Now, what about the intriguing notion that identifying certain provisions of an agreement as “surviving” does not evince a conclusion that nothing else “survives”? After all, doesn’t deliberately doing so manifest the parties’ intent that only those provisions identified as surviving would? The seller vigorously asserted that, but unsuccessfully. It argued that because some warranties set forth in a particular paragraph expressly were to “survive the Close of Escrow [ed. Note: California talk for ‘closing’] and the execution and delivery of the Grant Deed and Bill of Sale,” this “evince[d] a very clear intent of the parties” that the disclosure warranty did not survive the closing.

The (successful) buyer, however, was able to introduce extrinsic evidence (i.e., evidence from other than the purchase agreement) that it, the buyer, understood that the disclosure warranties would survive the closing. It pointed out that there was no agreement that those warranties wouldn’t survive the closing or that they would “merge” into the deed. This was sufficient for the Court of Appeals to send the dispute back to the trial court. Importantly, the appellate court set forth this principle of law, as applied to the situation before it:

“The fact that several paragraphs in the Purchase Agreement specifically provided for their survival does not, as a matter of law, compel the conclusion that no other provision could survive without a similar recital.”

If that is dissatisfying to any reader, then try this one on for size. The appellate court had another, independent way to support the buyer in this dispute. And, it’s something else to be considered when drafting agreements. What it did was to accept the buyer’s argument that the disclosure warranty had been breached before the closing and that the buyer’s cause of action actually accrued before closing. Further, that breach was not extinguished by the closing. It didn’t matter that there were no apparent damages at the time of the breach because whatever damages were later discovered actually occurred at the time of the breach, not at the time of discovery.
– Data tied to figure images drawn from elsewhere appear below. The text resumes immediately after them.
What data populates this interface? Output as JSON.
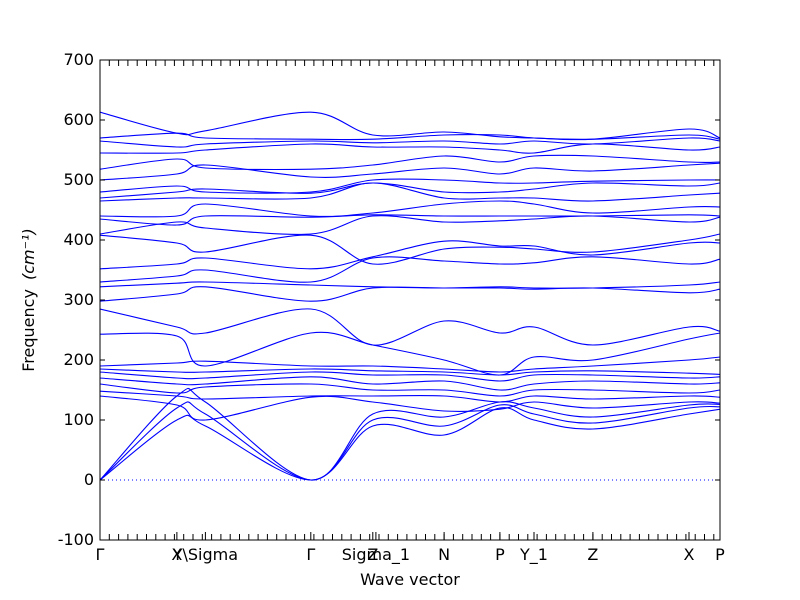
{
  "chart_data": {
    "type": "line",
    "xlabel": "Wave vector",
    "ylabel": "Frequency",
    "ylabel_unit": "(cm⁻¹)",
    "ylim": [
      -100,
      700
    ],
    "yticks": [
      -100,
      0,
      100,
      200,
      300,
      400,
      500,
      600,
      700
    ],
    "grid": false,
    "line_color": "#0000ff",
    "zero_line_color": "#0000ff",
    "x_tick_labels": [
      {
        "label": "Γ",
        "x": 0.0
      },
      {
        "label": "X",
        "x": 1.24
      },
      {
        "label": "Y\\Sigma",
        "x": 1.7
      },
      {
        "label": "Γ",
        "x": 3.4
      },
      {
        "label": "Z",
        "x": 4.4
      },
      {
        "label": "Sigma_1",
        "x": 4.45
      },
      {
        "label": "N",
        "x": 5.55
      },
      {
        "label": "P",
        "x": 6.45
      },
      {
        "label": "Y_1",
        "x": 7.0
      },
      {
        "label": "Z",
        "x": 7.95
      },
      {
        "label": "X",
        "x": 9.5
      },
      {
        "label": "P",
        "x": 10.0
      }
    ],
    "xlim": [
      0,
      10
    ],
    "series": [
      {
        "x": [
          0,
          1.24,
          1.7,
          3.4,
          4.4,
          5.55,
          6.45,
          7.0,
          7.95,
          9.5,
          10
        ],
        "values": [
          0,
          100,
          90,
          0,
          90,
          75,
          120,
          100,
          85,
          110,
          118
        ]
      },
      {
        "x": [
          0,
          1.24,
          1.7,
          3.4,
          4.4,
          5.55,
          6.45,
          7.0,
          7.95,
          9.5,
          10
        ],
        "values": [
          0,
          120,
          110,
          0,
          100,
          90,
          125,
          110,
          95,
          120,
          122
        ]
      },
      {
        "x": [
          0,
          1.24,
          1.7,
          3.4,
          4.4,
          5.55,
          6.45,
          7.0,
          7.95,
          9.5,
          10
        ],
        "values": [
          0,
          140,
          130,
          0,
          110,
          105,
          130,
          120,
          105,
          125,
          126
        ]
      },
      {
        "x": [
          0,
          1.24,
          1.7,
          3.4,
          4.4,
          5.55,
          6.45,
          7.0,
          7.95,
          9.5,
          10
        ],
        "values": [
          140,
          125,
          100,
          138,
          130,
          115,
          118,
          130,
          120,
          130,
          128
        ]
      },
      {
        "x": [
          0,
          1.24,
          1.7,
          3.4,
          4.4,
          5.55,
          6.45,
          7.0,
          7.95,
          9.5,
          10
        ],
        "values": [
          148,
          140,
          135,
          140,
          140,
          140,
          130,
          140,
          135,
          140,
          138
        ]
      },
      {
        "x": [
          0,
          1.24,
          1.7,
          3.4,
          4.4,
          5.55,
          6.45,
          7.0,
          7.95,
          9.5,
          10
        ],
        "values": [
          160,
          145,
          155,
          160,
          150,
          150,
          140,
          150,
          150,
          145,
          150
        ]
      },
      {
        "x": [
          0,
          1.24,
          1.7,
          3.4,
          4.4,
          5.55,
          6.45,
          7.0,
          7.95,
          9.5,
          10
        ],
        "values": [
          170,
          160,
          160,
          172,
          160,
          165,
          150,
          160,
          165,
          160,
          162
        ]
      },
      {
        "x": [
          0,
          1.24,
          1.7,
          3.4,
          4.4,
          5.55,
          6.45,
          7.0,
          7.95,
          9.5,
          10
        ],
        "values": [
          180,
          170,
          170,
          180,
          175,
          175,
          165,
          175,
          175,
          170,
          172
        ]
      },
      {
        "x": [
          0,
          1.24,
          1.7,
          3.4,
          4.4,
          5.55,
          6.45,
          7.0,
          7.95,
          9.5,
          10
        ],
        "values": [
          185,
          180,
          180,
          185,
          182,
          180,
          175,
          180,
          182,
          178,
          176
        ]
      },
      {
        "x": [
          0,
          1.24,
          1.7,
          3.4,
          4.4,
          5.55,
          6.45,
          7.0,
          7.95,
          9.5,
          10
        ],
        "values": [
          190,
          195,
          198,
          190,
          190,
          185,
          180,
          185,
          190,
          200,
          205
        ]
      },
      {
        "x": [
          0,
          1.24,
          1.7,
          3.4,
          4.4,
          5.55,
          6.45,
          7.0,
          7.95,
          9.5,
          10
        ],
        "values": [
          243,
          240,
          190,
          245,
          225,
          200,
          175,
          205,
          200,
          235,
          245
        ]
      },
      {
        "x": [
          0,
          1.24,
          1.7,
          3.4,
          4.4,
          5.55,
          6.45,
          7.0,
          7.95,
          9.5,
          10
        ],
        "values": [
          285,
          255,
          245,
          285,
          225,
          265,
          245,
          255,
          225,
          255,
          248
        ]
      },
      {
        "x": [
          0,
          1.24,
          1.7,
          3.4,
          4.4,
          5.55,
          6.45,
          7.0,
          7.95,
          9.5,
          10
        ],
        "values": [
          298,
          310,
          322,
          298,
          320,
          320,
          320,
          318,
          320,
          312,
          318
        ]
      },
      {
        "x": [
          0,
          1.24,
          1.7,
          3.4,
          4.4,
          5.55,
          6.45,
          7.0,
          7.95,
          9.5,
          10
        ],
        "values": [
          322,
          328,
          330,
          325,
          322,
          320,
          322,
          320,
          320,
          325,
          330
        ]
      },
      {
        "x": [
          0,
          1.24,
          1.7,
          3.4,
          4.4,
          5.55,
          6.45,
          7.0,
          7.95,
          9.5,
          10
        ],
        "values": [
          330,
          340,
          350,
          330,
          370,
          365,
          360,
          362,
          372,
          360,
          368
        ]
      },
      {
        "x": [
          0,
          1.24,
          1.7,
          3.4,
          4.4,
          5.55,
          6.45,
          7.0,
          7.95,
          9.5,
          10
        ],
        "values": [
          352,
          360,
          370,
          352,
          372,
          398,
          390,
          390,
          375,
          395,
          395
        ]
      },
      {
        "x": [
          0,
          1.24,
          1.7,
          3.4,
          4.4,
          5.55,
          6.45,
          7.0,
          7.95,
          9.5,
          10
        ],
        "values": [
          408,
          395,
          380,
          408,
          360,
          385,
          388,
          385,
          380,
          400,
          410
        ]
      },
      {
        "x": [
          0,
          1.24,
          1.7,
          3.4,
          4.4,
          5.55,
          6.45,
          7.0,
          7.95,
          9.5,
          10
        ],
        "values": [
          410,
          430,
          420,
          410,
          440,
          430,
          432,
          435,
          440,
          430,
          438
        ]
      },
      {
        "x": [
          0,
          1.24,
          1.7,
          3.4,
          4.4,
          5.55,
          6.45,
          7.0,
          7.95,
          9.5,
          10
        ],
        "values": [
          435,
          425,
          440,
          438,
          442,
          440,
          440,
          440,
          440,
          442,
          440
        ]
      },
      {
        "x": [
          0,
          1.24,
          1.7,
          3.4,
          4.4,
          5.55,
          6.45,
          7.0,
          7.95,
          9.5,
          10
        ],
        "values": [
          440,
          440,
          460,
          440,
          445,
          460,
          465,
          460,
          445,
          455,
          455
        ]
      },
      {
        "x": [
          0,
          1.24,
          1.7,
          3.4,
          4.4,
          5.55,
          6.45,
          7.0,
          7.95,
          9.5,
          10
        ],
        "values": [
          465,
          470,
          470,
          470,
          495,
          470,
          470,
          470,
          465,
          475,
          478
        ]
      },
      {
        "x": [
          0,
          1.24,
          1.7,
          3.4,
          4.4,
          5.55,
          6.45,
          7.0,
          7.95,
          9.5,
          10
        ],
        "values": [
          470,
          480,
          485,
          478,
          495,
          480,
          480,
          485,
          495,
          490,
          495
        ]
      },
      {
        "x": [
          0,
          1.24,
          1.7,
          3.4,
          4.4,
          5.55,
          6.45,
          7.0,
          7.95,
          9.5,
          10
        ],
        "values": [
          480,
          490,
          480,
          480,
          500,
          500,
          495,
          495,
          498,
          500,
          500
        ]
      },
      {
        "x": [
          0,
          1.24,
          1.7,
          3.4,
          4.4,
          5.55,
          6.45,
          7.0,
          7.95,
          9.5,
          10
        ],
        "values": [
          500,
          510,
          525,
          505,
          510,
          520,
          510,
          520,
          515,
          525,
          528
        ]
      },
      {
        "x": [
          0,
          1.24,
          1.7,
          3.4,
          4.4,
          5.55,
          6.45,
          7.0,
          7.95,
          9.5,
          10
        ],
        "values": [
          518,
          535,
          520,
          518,
          525,
          540,
          530,
          540,
          540,
          530,
          530
        ]
      },
      {
        "x": [
          0,
          1.24,
          1.7,
          3.4,
          4.4,
          5.55,
          6.45,
          7.0,
          7.95,
          9.5,
          10
        ],
        "values": [
          545,
          545,
          550,
          560,
          555,
          555,
          550,
          545,
          560,
          550,
          555
        ]
      },
      {
        "x": [
          0,
          1.24,
          1.7,
          3.4,
          4.4,
          5.55,
          6.45,
          7.0,
          7.95,
          9.5,
          10
        ],
        "values": [
          565,
          555,
          560,
          565,
          562,
          565,
          560,
          565,
          560,
          570,
          565
        ]
      },
      {
        "x": [
          0,
          1.24,
          1.7,
          3.4,
          4.4,
          5.55,
          6.45,
          7.0,
          7.95,
          9.5,
          10
        ],
        "values": [
          570,
          578,
          570,
          568,
          568,
          575,
          575,
          570,
          568,
          575,
          568
        ]
      },
      {
        "x": [
          0,
          1.24,
          1.7,
          3.4,
          4.4,
          5.55,
          6.45,
          7.0,
          7.95,
          9.5,
          10
        ],
        "values": [
          613,
          578,
          582,
          613,
          575,
          580,
          572,
          570,
          568,
          585,
          570
        ]
      }
    ]
  }
}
Now, as today’s blog posting grinds to its conclusion, we get a chance to explain why last week we, once again, made a big deal about how far we’ve moved from the days of the enfeoffment ceremony (which was pure “conveyance”) and have now engrafted significant contractual elements into agreements for the purchase and sale of real estate. You see, there is another BIG exception to the deed merger doctrine. It is the “collateral rights exception.” This “exception” says that if a provision in a purchase agreement is “collateral to the deed,” that provision will not merge into (not be extinguished by) the deed. Basically, if a provision in a purchase agreement concerns “title,” it is merged into the deed (because deeds are instruments of conveyance). If not concerning “title to the property,” the deed (an instrument of conveyance, not contract), leaves it undisturbed.

So, is there a final take away from this week’s and last week’s postings? Yes: “Say (write) what you mean and mean what you say (write).”

The best way to find the intent of the parties is for them to write it out, and write it out clearly. It is very unlikely the dispute over the earthquake fault non-disclosure would have seen two courts and giant legal bills had the purchase agreement clearly said that from and after closing, neither party could make any claim or institute any action against the other based on a breach of any covenant, warranty or representation in the purchase agreement unless the purchase agreement expressly provided that such covenant, warranty or representation survives closing and then no such claim or action can be instituted after the end of the survival period. Basically, bar both the claim and the action.



  1. Although the language you suggest at the end of your post is more precise, would the court have been more sympathetic to the seller’s position had the purchase agreement expressly stated that all promises and claims were merged into the deed upon conveyance unless expressly provided otherwise?